One example was predicting when a new airliner would be completed – crowd-sourced answers from the general public centered around a date that was close to the eventual release date. Estimates by company officials and engineers from other aircraft manufacturers missed the date by a much larger margin.*
A crowd-sourced “5 Secrets of a Successful TED Talk”** compares a speech that is viewed 20 million times compared to one viewed half a million times. Some factors that favor increased viewing are similar to skills we practice completing TM’s Competent Communicator program. The results help explain how speakers can excel in spite of their accent.

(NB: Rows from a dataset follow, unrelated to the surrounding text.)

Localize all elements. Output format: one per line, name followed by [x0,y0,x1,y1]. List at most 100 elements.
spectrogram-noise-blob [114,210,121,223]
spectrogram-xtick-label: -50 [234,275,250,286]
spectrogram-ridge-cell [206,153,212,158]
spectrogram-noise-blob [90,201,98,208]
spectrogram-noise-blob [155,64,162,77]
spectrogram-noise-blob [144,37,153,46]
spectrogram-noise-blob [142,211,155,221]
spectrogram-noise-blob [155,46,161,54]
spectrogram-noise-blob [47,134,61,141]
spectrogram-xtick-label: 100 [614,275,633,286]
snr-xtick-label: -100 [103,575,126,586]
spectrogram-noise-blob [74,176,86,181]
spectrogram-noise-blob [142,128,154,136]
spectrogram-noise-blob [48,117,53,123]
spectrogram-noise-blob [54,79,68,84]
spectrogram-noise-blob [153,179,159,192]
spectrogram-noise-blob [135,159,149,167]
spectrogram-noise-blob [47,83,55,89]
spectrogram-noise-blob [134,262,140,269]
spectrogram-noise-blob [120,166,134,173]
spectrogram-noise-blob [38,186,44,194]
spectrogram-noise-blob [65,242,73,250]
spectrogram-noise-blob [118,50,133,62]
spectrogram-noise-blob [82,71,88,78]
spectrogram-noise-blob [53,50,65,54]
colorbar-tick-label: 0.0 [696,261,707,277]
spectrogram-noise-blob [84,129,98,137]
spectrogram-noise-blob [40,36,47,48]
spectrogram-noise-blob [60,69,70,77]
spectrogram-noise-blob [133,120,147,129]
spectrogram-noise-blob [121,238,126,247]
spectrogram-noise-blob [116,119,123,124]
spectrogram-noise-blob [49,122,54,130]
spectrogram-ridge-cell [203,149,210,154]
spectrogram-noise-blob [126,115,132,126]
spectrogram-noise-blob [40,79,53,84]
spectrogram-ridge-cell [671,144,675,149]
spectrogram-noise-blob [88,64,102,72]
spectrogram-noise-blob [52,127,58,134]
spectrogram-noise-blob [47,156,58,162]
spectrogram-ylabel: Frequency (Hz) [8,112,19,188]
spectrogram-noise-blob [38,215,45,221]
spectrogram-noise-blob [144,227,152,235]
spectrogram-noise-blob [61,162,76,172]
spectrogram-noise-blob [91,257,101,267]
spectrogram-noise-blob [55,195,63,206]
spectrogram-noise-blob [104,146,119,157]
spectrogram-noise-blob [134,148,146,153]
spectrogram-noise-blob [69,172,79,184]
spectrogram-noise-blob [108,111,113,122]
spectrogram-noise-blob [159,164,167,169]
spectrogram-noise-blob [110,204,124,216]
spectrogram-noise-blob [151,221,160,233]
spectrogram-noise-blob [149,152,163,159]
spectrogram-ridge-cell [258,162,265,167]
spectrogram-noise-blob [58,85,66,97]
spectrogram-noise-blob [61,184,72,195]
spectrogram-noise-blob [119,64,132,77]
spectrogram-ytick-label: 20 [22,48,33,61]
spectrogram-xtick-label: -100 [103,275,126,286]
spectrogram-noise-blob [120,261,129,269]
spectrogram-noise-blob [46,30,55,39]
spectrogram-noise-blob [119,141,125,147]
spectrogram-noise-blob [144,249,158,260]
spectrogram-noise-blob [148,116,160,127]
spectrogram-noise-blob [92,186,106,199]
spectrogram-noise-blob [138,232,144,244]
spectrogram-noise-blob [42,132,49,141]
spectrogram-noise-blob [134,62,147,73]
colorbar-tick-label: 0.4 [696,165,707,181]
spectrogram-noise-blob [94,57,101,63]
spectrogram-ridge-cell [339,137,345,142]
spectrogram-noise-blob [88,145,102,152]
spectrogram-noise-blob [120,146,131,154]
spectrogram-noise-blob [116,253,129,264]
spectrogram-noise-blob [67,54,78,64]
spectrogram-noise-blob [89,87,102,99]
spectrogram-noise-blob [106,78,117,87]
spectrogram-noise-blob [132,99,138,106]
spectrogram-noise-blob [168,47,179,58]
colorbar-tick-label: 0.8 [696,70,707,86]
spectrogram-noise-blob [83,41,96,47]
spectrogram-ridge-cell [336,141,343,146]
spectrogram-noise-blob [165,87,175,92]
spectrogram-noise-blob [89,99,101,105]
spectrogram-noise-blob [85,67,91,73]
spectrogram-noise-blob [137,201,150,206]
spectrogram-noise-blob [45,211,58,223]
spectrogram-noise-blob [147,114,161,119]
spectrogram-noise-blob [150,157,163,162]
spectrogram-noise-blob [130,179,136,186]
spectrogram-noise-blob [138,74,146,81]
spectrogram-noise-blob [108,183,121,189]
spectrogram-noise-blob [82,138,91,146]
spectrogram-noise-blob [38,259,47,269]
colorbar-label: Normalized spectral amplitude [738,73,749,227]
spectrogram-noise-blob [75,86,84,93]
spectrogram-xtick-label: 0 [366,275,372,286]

First, it’s less about what is said, and more about how it is said. This reinforces studies that show 60% to 90% of effective communication is non-verbal.
Next, and related, the more hand gestures the better. “Let your hands do the talking,” with wide, wide gestures. Exaggerated facial expressions help, too – see number four, below.
“Vocal variety is critical,” for both TED talks and for higher teacher evaluations by students. The implication is that voice control is more important than word choice for communicating with impact.
Six of the eight competitors at Founders District International Speech competition in 2014 discussed their speech coach’s advice backstage before the competition; three of the six admitted to relying more on their voice coach than their speech coach. One of those three competed in the International Finals later in the year. This study suggests that the professional and high-level competitive speakers are on the right track getting professional voice help.
Fourth, smiling makes the speaker look smarter – this is a result that we’ll see used a lot this year. The politicians will be smiling wisely whether they understand the question or not.
“You have seven seconds” to influence the audience, to convince them to listen to what you have to say.
“Researcher, Nalini Ambady calls this ‘thin-slicing.’ She says that for efficiency purposes, the brain makes very quick judgments of people within the first few seconds of meeting them. Typically, this happens before any words are exchanged. So yes, think about your opening line, but also think about how you take the stage, how you acknowledge the audience and how you deliver your first line.”
Strong opening, wide hand gestures, vocal variety – sounds a lot like the Competent Communicator projects, doesn’t it? Works for TED speakers and works for Competent Communicators.